微か過ぎるあたしの反応に気づかなかったらしい彼は、おそらく何も考えていないのだろう。一晩中あたしのお腹の前の辺りで組んでいた彼自身の手をきゅっと自分の方に引き寄せるように力を入れた。
その彼の行動のせいで、あたしと彼との間にかろうじてあった距離はゼロになる。
あたしはどうしたら良いのか分からずに、彼の腕のせいで自由に動けない身体をさらに固くした。

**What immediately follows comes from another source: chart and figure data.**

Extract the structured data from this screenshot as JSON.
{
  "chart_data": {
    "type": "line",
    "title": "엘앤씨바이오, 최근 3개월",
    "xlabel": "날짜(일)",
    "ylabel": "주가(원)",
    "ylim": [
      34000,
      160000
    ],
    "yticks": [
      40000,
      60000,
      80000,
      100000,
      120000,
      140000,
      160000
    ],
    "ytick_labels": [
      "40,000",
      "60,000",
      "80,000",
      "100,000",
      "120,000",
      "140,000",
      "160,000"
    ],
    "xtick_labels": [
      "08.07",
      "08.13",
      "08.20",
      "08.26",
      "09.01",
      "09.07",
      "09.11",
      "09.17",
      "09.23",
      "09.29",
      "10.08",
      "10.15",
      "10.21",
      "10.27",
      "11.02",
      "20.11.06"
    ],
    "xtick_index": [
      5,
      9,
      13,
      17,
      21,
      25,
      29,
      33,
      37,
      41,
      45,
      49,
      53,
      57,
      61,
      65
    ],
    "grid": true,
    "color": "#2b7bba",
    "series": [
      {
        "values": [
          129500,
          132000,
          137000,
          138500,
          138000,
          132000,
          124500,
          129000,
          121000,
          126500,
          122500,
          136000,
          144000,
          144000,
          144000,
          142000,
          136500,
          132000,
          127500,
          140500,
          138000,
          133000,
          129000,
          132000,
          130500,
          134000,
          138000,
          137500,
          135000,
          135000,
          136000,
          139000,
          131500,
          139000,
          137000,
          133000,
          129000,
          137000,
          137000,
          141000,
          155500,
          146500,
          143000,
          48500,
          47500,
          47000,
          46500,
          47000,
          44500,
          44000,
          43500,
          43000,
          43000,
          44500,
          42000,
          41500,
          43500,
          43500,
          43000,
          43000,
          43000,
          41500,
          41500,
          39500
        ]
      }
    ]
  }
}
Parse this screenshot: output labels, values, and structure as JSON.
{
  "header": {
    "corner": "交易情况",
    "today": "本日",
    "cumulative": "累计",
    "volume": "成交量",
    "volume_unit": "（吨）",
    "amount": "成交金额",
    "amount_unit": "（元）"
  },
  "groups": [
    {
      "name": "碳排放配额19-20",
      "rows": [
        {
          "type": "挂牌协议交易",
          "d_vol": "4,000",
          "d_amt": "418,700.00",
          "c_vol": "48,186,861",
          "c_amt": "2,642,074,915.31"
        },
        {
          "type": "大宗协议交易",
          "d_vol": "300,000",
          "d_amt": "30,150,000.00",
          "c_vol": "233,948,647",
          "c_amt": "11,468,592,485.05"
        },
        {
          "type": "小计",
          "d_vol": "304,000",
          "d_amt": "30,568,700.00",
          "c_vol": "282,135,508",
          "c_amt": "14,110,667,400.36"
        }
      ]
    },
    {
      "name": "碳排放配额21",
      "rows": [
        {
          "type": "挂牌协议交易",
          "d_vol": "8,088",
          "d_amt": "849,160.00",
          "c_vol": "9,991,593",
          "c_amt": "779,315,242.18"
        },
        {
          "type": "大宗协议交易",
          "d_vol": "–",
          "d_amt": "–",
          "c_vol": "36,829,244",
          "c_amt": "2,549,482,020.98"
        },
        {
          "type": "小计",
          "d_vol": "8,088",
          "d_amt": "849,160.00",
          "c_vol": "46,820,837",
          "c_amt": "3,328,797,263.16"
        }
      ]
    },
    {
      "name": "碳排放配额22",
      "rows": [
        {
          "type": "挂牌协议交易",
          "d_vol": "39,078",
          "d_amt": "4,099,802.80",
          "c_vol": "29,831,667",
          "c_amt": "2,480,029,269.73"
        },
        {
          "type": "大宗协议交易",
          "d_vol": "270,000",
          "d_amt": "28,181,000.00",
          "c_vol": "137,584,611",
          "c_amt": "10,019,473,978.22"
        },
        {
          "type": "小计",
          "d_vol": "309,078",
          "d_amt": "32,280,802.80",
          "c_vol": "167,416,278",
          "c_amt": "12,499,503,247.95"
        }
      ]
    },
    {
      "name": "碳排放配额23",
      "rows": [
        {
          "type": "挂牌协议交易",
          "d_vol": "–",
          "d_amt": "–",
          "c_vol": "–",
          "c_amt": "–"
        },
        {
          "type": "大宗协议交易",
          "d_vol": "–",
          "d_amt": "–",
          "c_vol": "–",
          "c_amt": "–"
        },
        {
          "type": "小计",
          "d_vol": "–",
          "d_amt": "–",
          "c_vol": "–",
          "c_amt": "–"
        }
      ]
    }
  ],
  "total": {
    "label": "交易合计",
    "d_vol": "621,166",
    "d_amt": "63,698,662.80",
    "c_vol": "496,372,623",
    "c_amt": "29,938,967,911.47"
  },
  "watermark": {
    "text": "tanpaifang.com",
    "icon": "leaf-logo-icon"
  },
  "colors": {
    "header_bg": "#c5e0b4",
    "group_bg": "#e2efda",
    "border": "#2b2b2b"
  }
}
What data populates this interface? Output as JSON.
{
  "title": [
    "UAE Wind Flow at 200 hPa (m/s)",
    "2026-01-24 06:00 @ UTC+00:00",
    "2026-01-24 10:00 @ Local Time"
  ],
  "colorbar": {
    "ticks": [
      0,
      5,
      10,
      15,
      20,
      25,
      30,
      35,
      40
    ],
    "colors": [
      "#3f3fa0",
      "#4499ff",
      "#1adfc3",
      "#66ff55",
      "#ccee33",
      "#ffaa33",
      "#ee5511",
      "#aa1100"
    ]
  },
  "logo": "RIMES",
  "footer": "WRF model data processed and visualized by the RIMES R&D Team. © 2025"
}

すぐにまた彼は何も言わなくなって、一定に深く息をする音だけが聞こえてくる。彼がまた寝たようだと分かると、固くなったあたしの身体から少しずつ、ゆるゆると力が抜けた。
小さく息をつく。
彼は絶対にそんな小さな音では起きないだろうと頭では思っているのに、自然とあたしの溜息は本当に小さくなっていた。
彼が静かに息をする度に、背中越しに彼の心臓が動いているのが伝わってくる。
あたしのそれはいつもより相当速くなっているのに、彼から伝わってくるその感覚は恐ろしくゆっくりな気がした。
このまま段々それが遅くなって、最後には彼の心臓が止まってしまったらあたしは泣くのかな、なんて馬鹿なことを一瞬考えて、直後に自分で苦笑した。
泣くわけがないことは、あたしが一番わかってるのに。